In his latest foray, Scourge of the Vipers, Mulligan is working for a new boss, Charles Twisdale, since The Dispatch has been sold. The new corporate owner cares less about the news and more about the bottom line, thus the staff has been dramatically cut. His respect or lack thereof for Twisdale, who he calls Chuckie, and the new owners, is evident.
Rhode Island is facing a budget deficit and in order to shore up the state’s finances McNerney (aka Attila the Nun) is proposing to legalize sports betting and have it run by the state’s Lottery Commission. The mob’s not keen on the idea since it will eat into its bookmaking business. The sports oversight groups such as the NCAA oppose the plan saying it will open up games to dishonesty. Private gambling businesses seeing a potential windfall, would rather betting be privatized so they, rather than the state, reap the benefits.
When Atlantic City mobsters start appearing in Providence with bag loads of cash, presumably to buy off legislators, the veteran newspaper reporter starts to investigate. When dead bodies start appearing, Mulligan soon becomes a prime suspect in several murders.
Two subplots include a local pro basketball team auditioning walkons to fill some slots. Mulligan, a fairly decent player, is asked to try out by Twisdale and report on it for the paper. Also, Whoosh Morelli, an old friend and bookmaker, is planning on retiring and suggests Mulligan consider taking over the business.

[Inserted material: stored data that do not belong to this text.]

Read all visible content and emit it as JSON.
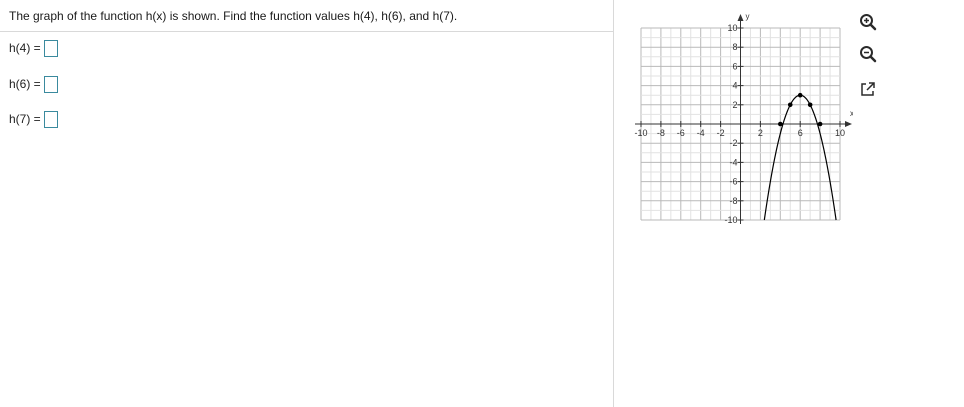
{
  "question": {
    "prompt": "The graph of the function h(x) is shown. Find the function values h(4), h(6), and h(7).",
    "answers": [
      {
        "label": "h(4) =",
        "value": ""
      },
      {
        "label": "h(6) =",
        "value": ""
      },
      {
        "label": "h(7) =",
        "value": ""
      }
    ]
  },
  "toolbar": {
    "icons": [
      "zoom-in-icon",
      "zoom-out-icon",
      "popout-icon"
    ]
  },
  "chart_data": {
    "type": "line",
    "xlabel": "x",
    "ylabel": "y",
    "xlim": [
      -10,
      10
    ],
    "ylim": [
      -10,
      10
    ],
    "grid": true,
    "x_ticks": [
      "-10",
      "-8",
      "-6",
      "-4",
      "-2",
      "2",
      "6",
      "10"
    ],
    "y_ticks": [
      "10",
      "8",
      "6",
      "4",
      "2",
      "-2",
      "-4",
      "-6",
      "-8",
      "-10"
    ],
    "series": [
      {
        "function": "-(x-6)^2+3",
        "points": [
          [
            4,
            0
          ],
          [
            5,
            2
          ],
          [
            6,
            3
          ],
          [
            7,
            2
          ],
          [
            8,
            0
          ]
        ],
        "color": "#000000"
      }
    ]
  }
}
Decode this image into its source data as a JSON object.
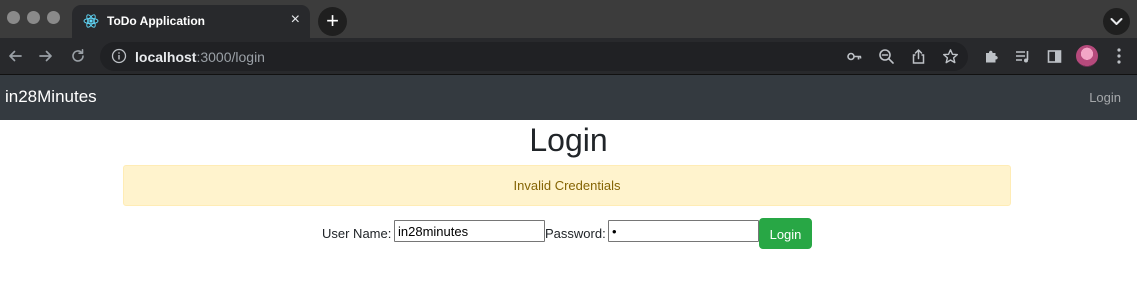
{
  "browser": {
    "tab_title": "ToDo Application",
    "tab_close": "×",
    "new_tab": "+",
    "url_host": "localhost",
    "url_path": ":3000/login",
    "icons": [
      "back-icon",
      "forward-icon",
      "reload-icon",
      "info-icon",
      "key-icon",
      "zoom-out-icon",
      "share-icon",
      "star-icon",
      "extensions-icon",
      "media-icon",
      "side-panel-icon",
      "profile-avatar",
      "menu-kebab-icon",
      "tab-search-icon",
      "react-favicon"
    ]
  },
  "navbar": {
    "brand": "in28Minutes",
    "login_link": "Login"
  },
  "page": {
    "title": "Login",
    "alert": "Invalid Credentials",
    "username_label": "User Name:",
    "username_value": "in28minutes",
    "password_label": "Password:",
    "password_value": "•",
    "login_button": "Login"
  },
  "colors": {
    "navbar_bg": "#343a40",
    "alert_bg": "#fff3cd",
    "alert_text": "#856404",
    "button_bg": "#28a745"
  }
}
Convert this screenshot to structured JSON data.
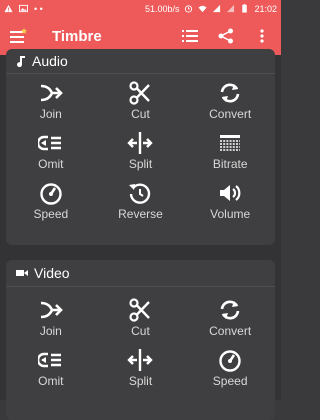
{
  "status_bar": {
    "speed": "51.00b/s",
    "time": "21:02"
  },
  "app_bar": {
    "title": "Timbre"
  },
  "audio_section": {
    "title": "Audio",
    "tools": [
      {
        "label": "Join",
        "icon": "join-icon"
      },
      {
        "label": "Cut",
        "icon": "scissors-icon"
      },
      {
        "label": "Convert",
        "icon": "convert-icon"
      },
      {
        "label": "Omit",
        "icon": "omit-icon"
      },
      {
        "label": "Split",
        "icon": "split-icon"
      },
      {
        "label": "Bitrate",
        "icon": "bitrate-icon"
      },
      {
        "label": "Speed",
        "icon": "speed-icon"
      },
      {
        "label": "Reverse",
        "icon": "reverse-icon"
      },
      {
        "label": "Volume",
        "icon": "volume-icon"
      }
    ]
  },
  "video_section": {
    "title": "Video",
    "tools": [
      {
        "label": "Join",
        "icon": "join-icon"
      },
      {
        "label": "Cut",
        "icon": "scissors-icon"
      },
      {
        "label": "Convert",
        "icon": "convert-icon"
      },
      {
        "label": "Omit",
        "icon": "omit-icon"
      },
      {
        "label": "Split",
        "icon": "split-icon"
      },
      {
        "label": "Speed",
        "icon": "speed-icon"
      }
    ]
  },
  "colors": {
    "accent": "#ee5a5a",
    "background": "#333335",
    "card": "#3f3f41"
  }
}
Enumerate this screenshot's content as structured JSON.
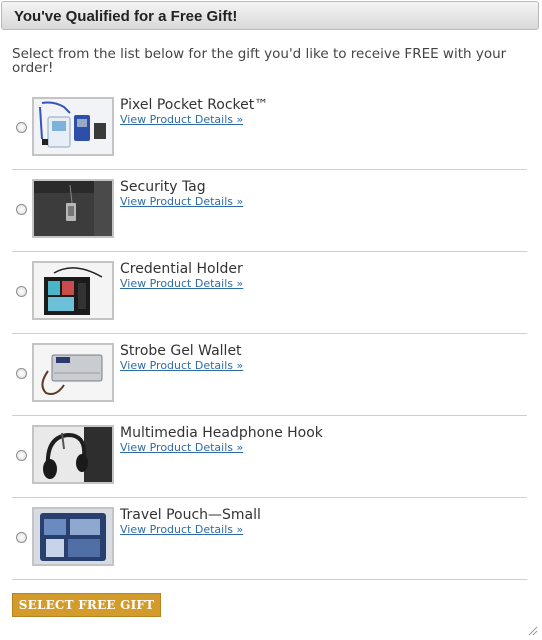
{
  "header": {
    "title": "You've Qualified for a Free Gift!"
  },
  "intro": "Select from the list below for the gift you'd like to receive FREE with your order!",
  "products": [
    {
      "name": "Pixel Pocket Rocket™",
      "link": "View Product Details »"
    },
    {
      "name": "Security Tag",
      "link": "View Product Details »"
    },
    {
      "name": "Credential Holder",
      "link": "View Product Details »"
    },
    {
      "name": "Strobe Gel Wallet",
      "link": "View Product Details »"
    },
    {
      "name": "Multimedia Headphone Hook",
      "link": "View Product Details »"
    },
    {
      "name": "Travel Pouch—Small",
      "link": "View Product Details »"
    }
  ],
  "button": {
    "label": "SELECT FREE GIFT »"
  },
  "colors": {
    "button": "#d29b2b",
    "link": "#2e6da4"
  }
}
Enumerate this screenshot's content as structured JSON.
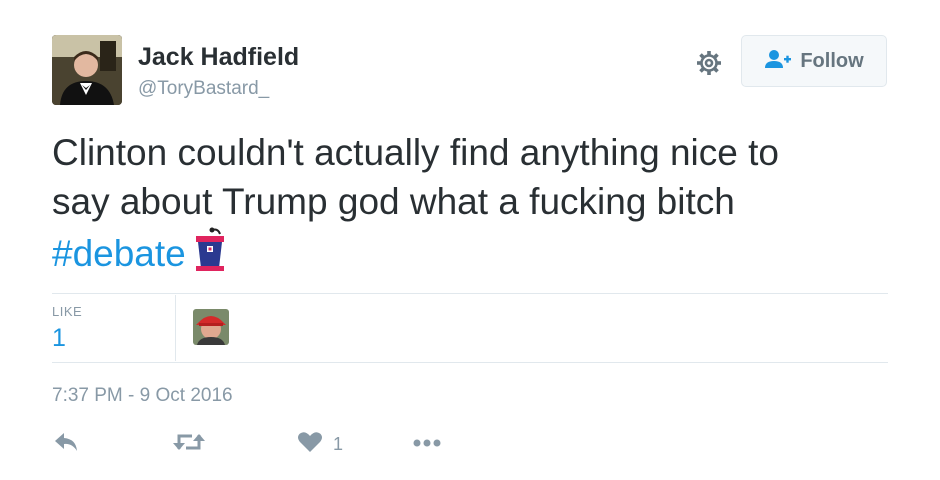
{
  "author": {
    "name": "Jack Hadfield",
    "handle": "@ToryBastard_"
  },
  "follow_button": {
    "label": "Follow"
  },
  "tweet": {
    "text_line1": "Clinton couldn't actually find anything nice to",
    "text_line2": "say about Trump god what a fucking bitch",
    "hashtag": "#debate",
    "emoji": "podium-icon"
  },
  "stats": {
    "likes_label": "LIKE",
    "likes_count": "1"
  },
  "timestamp": "7:37 PM - 9 Oct 2016",
  "actions": {
    "reply": "reply-icon",
    "retweet": "retweet-icon",
    "like": "heart-icon",
    "like_count": "1",
    "more": "more-icon"
  },
  "colors": {
    "link": "#1b95e0",
    "muted": "#8899a6",
    "text": "#292f33",
    "border": "#e1e8ed"
  }
}
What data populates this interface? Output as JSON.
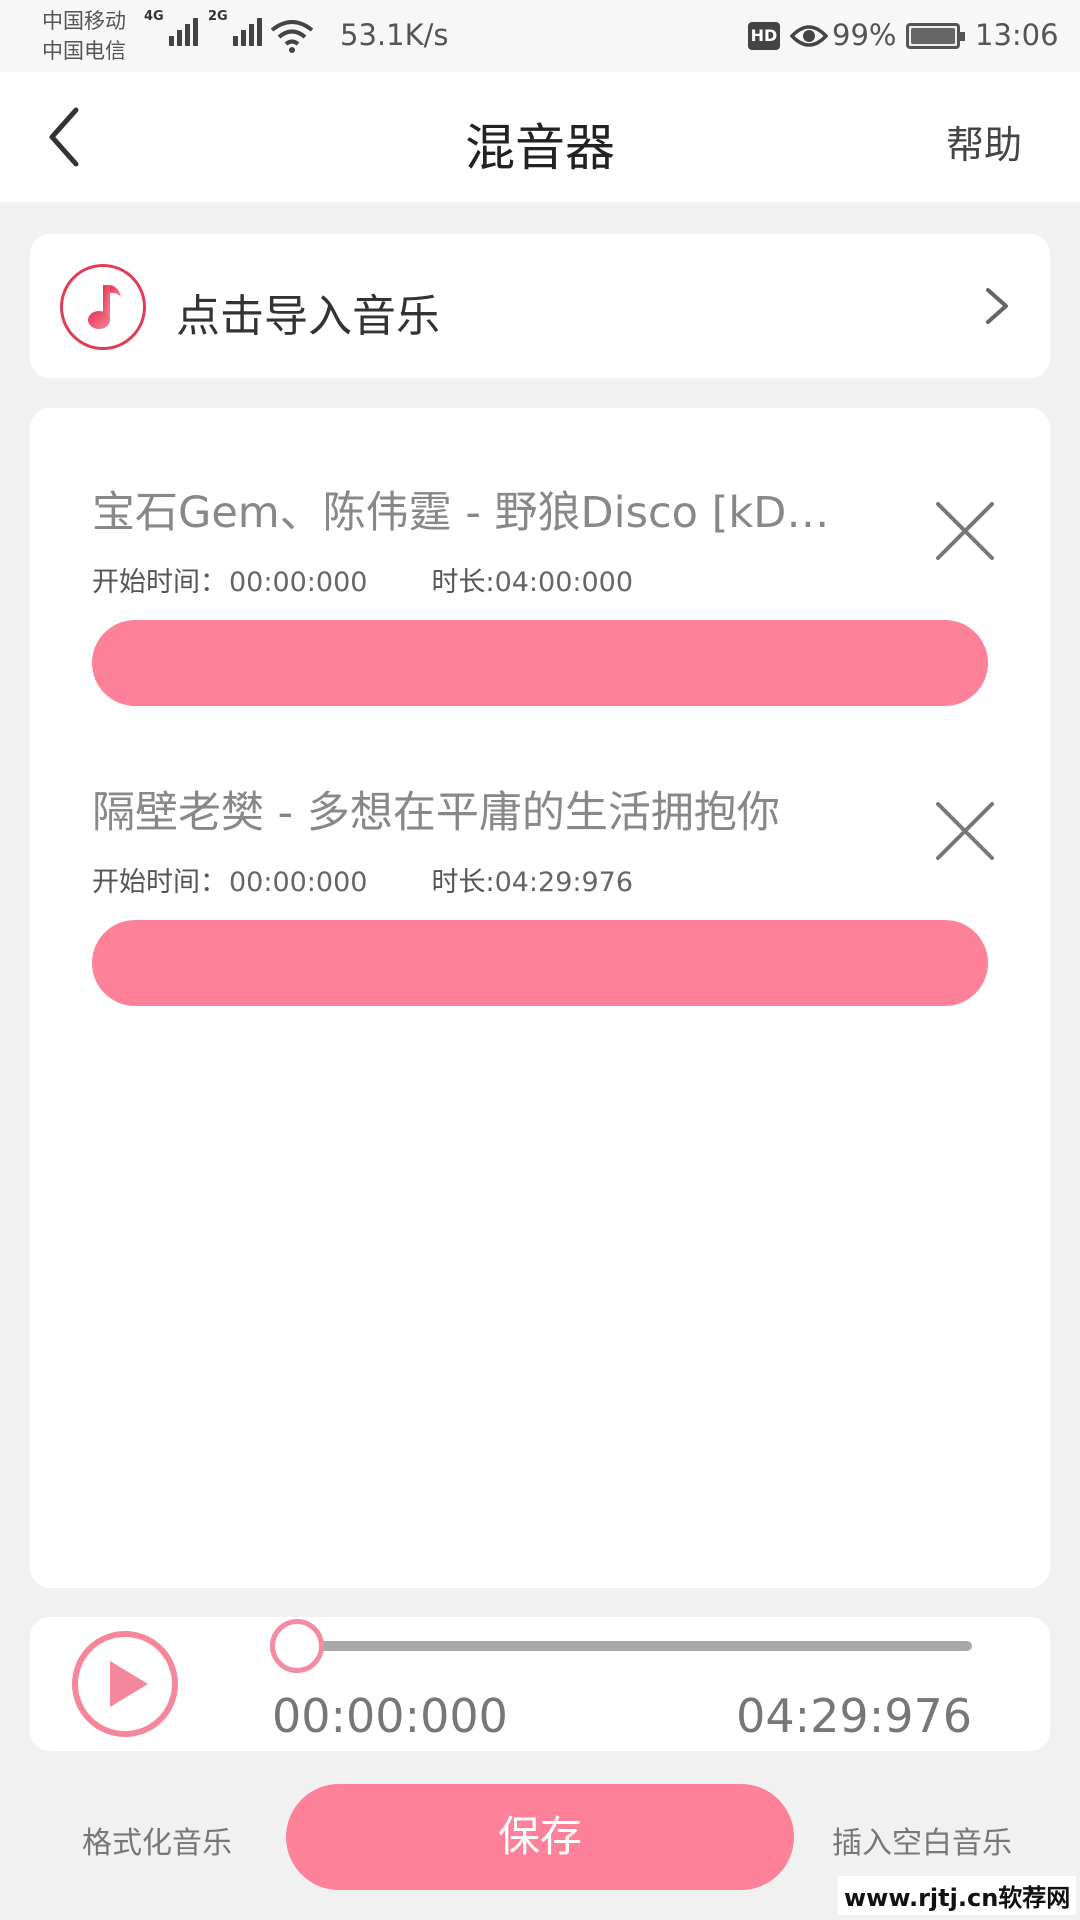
{
  "status_bar": {
    "carrier_1": "中国移动",
    "carrier_2": "中国电信",
    "net_1": "4G",
    "net_2": "2G",
    "net_speed": "53.1K/s",
    "hd_badge": "HD",
    "battery_percent": "99%",
    "time": "13:06"
  },
  "header": {
    "title": "混音器",
    "help_label": "帮助"
  },
  "import": {
    "label": "点击导入音乐"
  },
  "tracks": [
    {
      "name": "宝石Gem、陈伟霆 - 野狼Disco [kD…",
      "start_label": "开始时间：",
      "start_value": "00:00:000",
      "duration_label": "时长:",
      "duration_value": "04:00:000"
    },
    {
      "name": "隔壁老樊 - 多想在平庸的生活拥抱你",
      "start_label": "开始时间：",
      "start_value": "00:00:000",
      "duration_label": "时长:",
      "duration_value": "04:29:976"
    }
  ],
  "player": {
    "current_time": "00:00:000",
    "total_time": "04:29:976",
    "progress": 0
  },
  "actions": {
    "format_label": "格式化音乐",
    "save_label": "保存",
    "insert_label": "插入空白音乐"
  },
  "watermark": "www.rjtj.cn软荐网",
  "colors": {
    "accent": "#fc8199",
    "icon_red": "#e03b57",
    "background": "#f1f1f1"
  }
}
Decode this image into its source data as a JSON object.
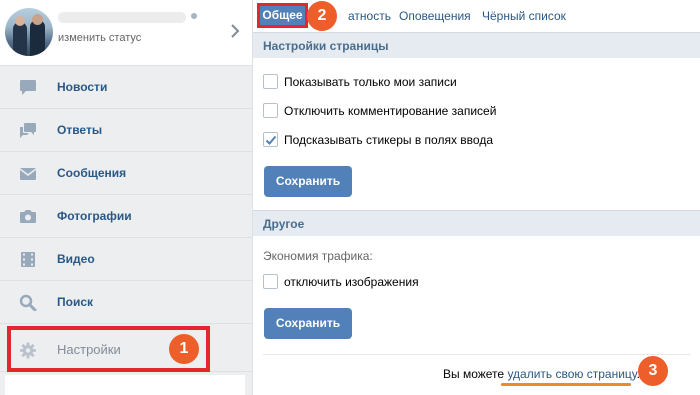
{
  "profile": {
    "status_link": "изменить статус"
  },
  "sidebar": {
    "items": [
      {
        "label": "Новости",
        "icon": "news-icon"
      },
      {
        "label": "Ответы",
        "icon": "replies-icon"
      },
      {
        "label": "Сообщения",
        "icon": "messages-icon"
      },
      {
        "label": "Фотографии",
        "icon": "camera-icon"
      },
      {
        "label": "Видео",
        "icon": "video-icon"
      },
      {
        "label": "Поиск",
        "icon": "search-icon"
      },
      {
        "label": "Настройки",
        "icon": "gear-icon"
      }
    ]
  },
  "tabs": {
    "active": "Общее",
    "partial": "атность",
    "notifications": "Оповещения",
    "blacklist": "Чёрный список"
  },
  "page_settings": {
    "title": "Настройки страницы",
    "options": [
      {
        "label": "Показывать только мои записи",
        "checked": false
      },
      {
        "label": "Отключить комментирование записей",
        "checked": false
      },
      {
        "label": "Подсказывать стикеры в полях ввода",
        "checked": true
      }
    ],
    "save_label": "Сохранить"
  },
  "other": {
    "title": "Другое",
    "traffic_label": "Экономия трафика:",
    "option_label": "отключить изображения",
    "option_checked": false,
    "save_label": "Сохранить"
  },
  "footer": {
    "prefix": "Вы можете ",
    "link": "удалить свою страницу",
    "suffix": "."
  },
  "annotations": {
    "badge1": "1",
    "badge2": "2",
    "badge3": "3"
  },
  "colors": {
    "accent": "#5181b8",
    "highlight_red": "#e5262f",
    "badge_orange": "#ee5e2a",
    "link": "#2a5885"
  }
}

As usual, Mulligan bemoans the fate of newspaper journalism specifically and the democratic process in general. As an illustration, Mulligan’s innuendo driven conversation with Fiona, whose office has been bugged, is illegally recorded and, snippets taken out of context issued to the media by a misguided Super PAC officer. The rich get richer and the poor get poorer and whoever has the money rules.
Unfortunately, some of the characters we’ve come to know and love only make brief appearances in Scourge of the Vipers. Mason, the son of the newspaper’s former owner, has started his own internet newspaper. Mulligan’s photographer colleague has gone elsewhere. However, that doesn’t detract from the total enjoyment of the book.
I like books that have a good balance of romance, action, snappy repartee and social commentary, and the Liam Mulligan series fits that bill.
(And tell me that DeSilva doesn’t look just like a mystery writer!)